The Windows service manager may load device drivers from an SMB share. In doing so it opens the driver file with FILE_EXECUTE and FILE_READ_ATTRIBUTES permission. Samba rejects the read for lack of FILE_READ_DATA in the access mask. It turns out this works against a Windows server, due to an undocumented (as of ver 49 of MS-SMB2) behavior, which grants FILE_READ_DATA if FILE_EXECUTE is also granted.
To reproduce, using a member server and a Windows client also joined, run those commands from an elevated cmd prompt: sc create mydriver type=kernel start=demand error=normal binpath=\\my-server.my-domain.local\my-share\mydriver.sys sc start mydriver The driver should have Execute permission for the client's machine account, otherwise it fails at open stage.
This one is interesting - is the implicit FILE_READ_DATA reported back as access granted when querying the current permissions of the handle ?
(In reply to Jeremy Allison from comment #2) Haven't checked. Can you point me to the torture tests in Samba that fetch the granted access? (I will find them eventually if you don't have time - this needs to be verified along with the driver loading fix and copychunk behavior) Thanks, Uri
source4/torture/smb2/getinfo.c with info level RAW_FILEINFO_SMB2_ALL_INFORMATION will get the info needed. We could also fix up cli_smb2_qfileinfo_basic() to expose more of the data returned via the parameters as it also does a SMB2_FILE_ALL_INFORMATION call, it just doesn't currently return the specific info.

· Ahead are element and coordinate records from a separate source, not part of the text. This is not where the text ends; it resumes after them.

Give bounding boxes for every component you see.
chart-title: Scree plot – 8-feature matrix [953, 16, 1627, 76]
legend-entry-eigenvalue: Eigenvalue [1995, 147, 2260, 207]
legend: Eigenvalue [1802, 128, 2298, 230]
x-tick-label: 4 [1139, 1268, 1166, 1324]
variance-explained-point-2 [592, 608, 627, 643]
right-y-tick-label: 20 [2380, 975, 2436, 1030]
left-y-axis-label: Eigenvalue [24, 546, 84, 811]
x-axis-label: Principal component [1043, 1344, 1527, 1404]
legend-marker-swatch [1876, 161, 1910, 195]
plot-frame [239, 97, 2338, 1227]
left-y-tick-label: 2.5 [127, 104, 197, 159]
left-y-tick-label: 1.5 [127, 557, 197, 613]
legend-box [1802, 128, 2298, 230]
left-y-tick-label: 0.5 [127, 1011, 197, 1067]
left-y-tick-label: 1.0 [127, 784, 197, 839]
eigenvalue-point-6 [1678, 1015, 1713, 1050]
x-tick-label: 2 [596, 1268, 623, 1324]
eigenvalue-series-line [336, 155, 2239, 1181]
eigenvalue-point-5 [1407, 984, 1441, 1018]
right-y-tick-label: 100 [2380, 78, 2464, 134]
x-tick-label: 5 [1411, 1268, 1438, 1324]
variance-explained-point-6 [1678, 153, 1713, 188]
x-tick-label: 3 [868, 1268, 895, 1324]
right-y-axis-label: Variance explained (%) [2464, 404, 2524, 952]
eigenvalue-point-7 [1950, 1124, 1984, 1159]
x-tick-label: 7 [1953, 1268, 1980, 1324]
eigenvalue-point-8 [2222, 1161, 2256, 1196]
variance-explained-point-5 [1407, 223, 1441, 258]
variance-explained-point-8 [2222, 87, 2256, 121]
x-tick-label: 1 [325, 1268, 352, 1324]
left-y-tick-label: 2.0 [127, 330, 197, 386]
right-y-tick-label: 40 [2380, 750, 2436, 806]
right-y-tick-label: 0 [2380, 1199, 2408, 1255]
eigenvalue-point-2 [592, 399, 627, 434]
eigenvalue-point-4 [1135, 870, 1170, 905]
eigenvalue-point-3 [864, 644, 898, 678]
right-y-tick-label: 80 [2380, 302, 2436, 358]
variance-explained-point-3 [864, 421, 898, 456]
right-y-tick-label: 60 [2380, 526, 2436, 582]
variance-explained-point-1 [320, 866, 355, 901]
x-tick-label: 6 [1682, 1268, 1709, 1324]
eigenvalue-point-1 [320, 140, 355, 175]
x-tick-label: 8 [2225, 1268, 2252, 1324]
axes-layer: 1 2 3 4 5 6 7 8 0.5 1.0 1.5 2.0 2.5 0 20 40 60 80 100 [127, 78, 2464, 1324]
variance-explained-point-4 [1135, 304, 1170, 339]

(In reply to Jeremy Allison from comment #4) Not reported, yet both READ and COPYCHUNK (for source handle) succeed if only FILE_EXECUTE is granted. The correct model to think of this seems to be as follows: 1. The SMB2 server maintains an Open.GrantedAccess variable as documented in [MS-SMB2] 2. But an open file also has a file handle, and this handle has its own granted access mask maintained in the Windows kernel. 3. An SMB2 server would add FILE_READ_DATA to its copy of the mask if FILE_EXECUTE is granted, but the kernel file object does not have this FILE_READ_DATA (IOW, this is added AFTER the open in the kernel). 4. In some operations, the SMB2 server is doing the access check and then calling APIs which bypass security. READ falls under this category, and hence a READ is allowed because it relates to the SMB2 server's access mask 5. In other operations, the SMB2 server simply relays the request to the kernel. GETINFO is an example - no FILE_READ_DATA here. 6. Still in a third class, there's a mix. In the case of COPYCHUNK, the SMB2 server is doing the READ_DATA access check on source handle and WRITE/APPEND_DATA access check on dest handle, and if those pass, it calls ioctl (or whatever Windows equivalent). The ioctl code however, have bits that say if the handle must be readable, writeable, or both - in COPYCHUNK it has to be both (ever wondered why the dest handle has to be readable? that's why) - so this check is done within the kernel and hence FILE_EXECUTE on the dest handle won't buy you COPYCHUNK rights. So for samba, it seems like we have to either maintain two masks, one for the SMB2 layer and one for the file system layer, or just hard-code workarounds for these quirks at the strategic places. I'm in favor of the second approach since the only difference that we know of between the kernel's view of access mask and the SMB2 server's view is this one, and adding a mask would create a TDB mess with durable file handles. I'll add torture tests for READ, COPYCHUNK, and GETINFO, which seem to be the ones affected by this oddity, and post a proposed fix to the list.
Created attachment 12381 [details] git-am fix for 4.5.0
Created attachment 12382 [details] git-am fix for 4.4.next
Created attachment 12383 [details] git-am fix for 4.3.next
The 4.4.x and 4.3.x fixes are same as master/4.5.0 fixes, but slight adjustments were required for the knownfail file. Other than that, the original master patches applied cleanly.
@Karo: Please queue for the maintenance branches - thanks!
Pushed to autobuild-v4-5-test.
Pushed to v4-5-test.
Pushed to autobuild-v4-{4,3}-test.
Pushed to all branches. Closing out bug report. Thanks!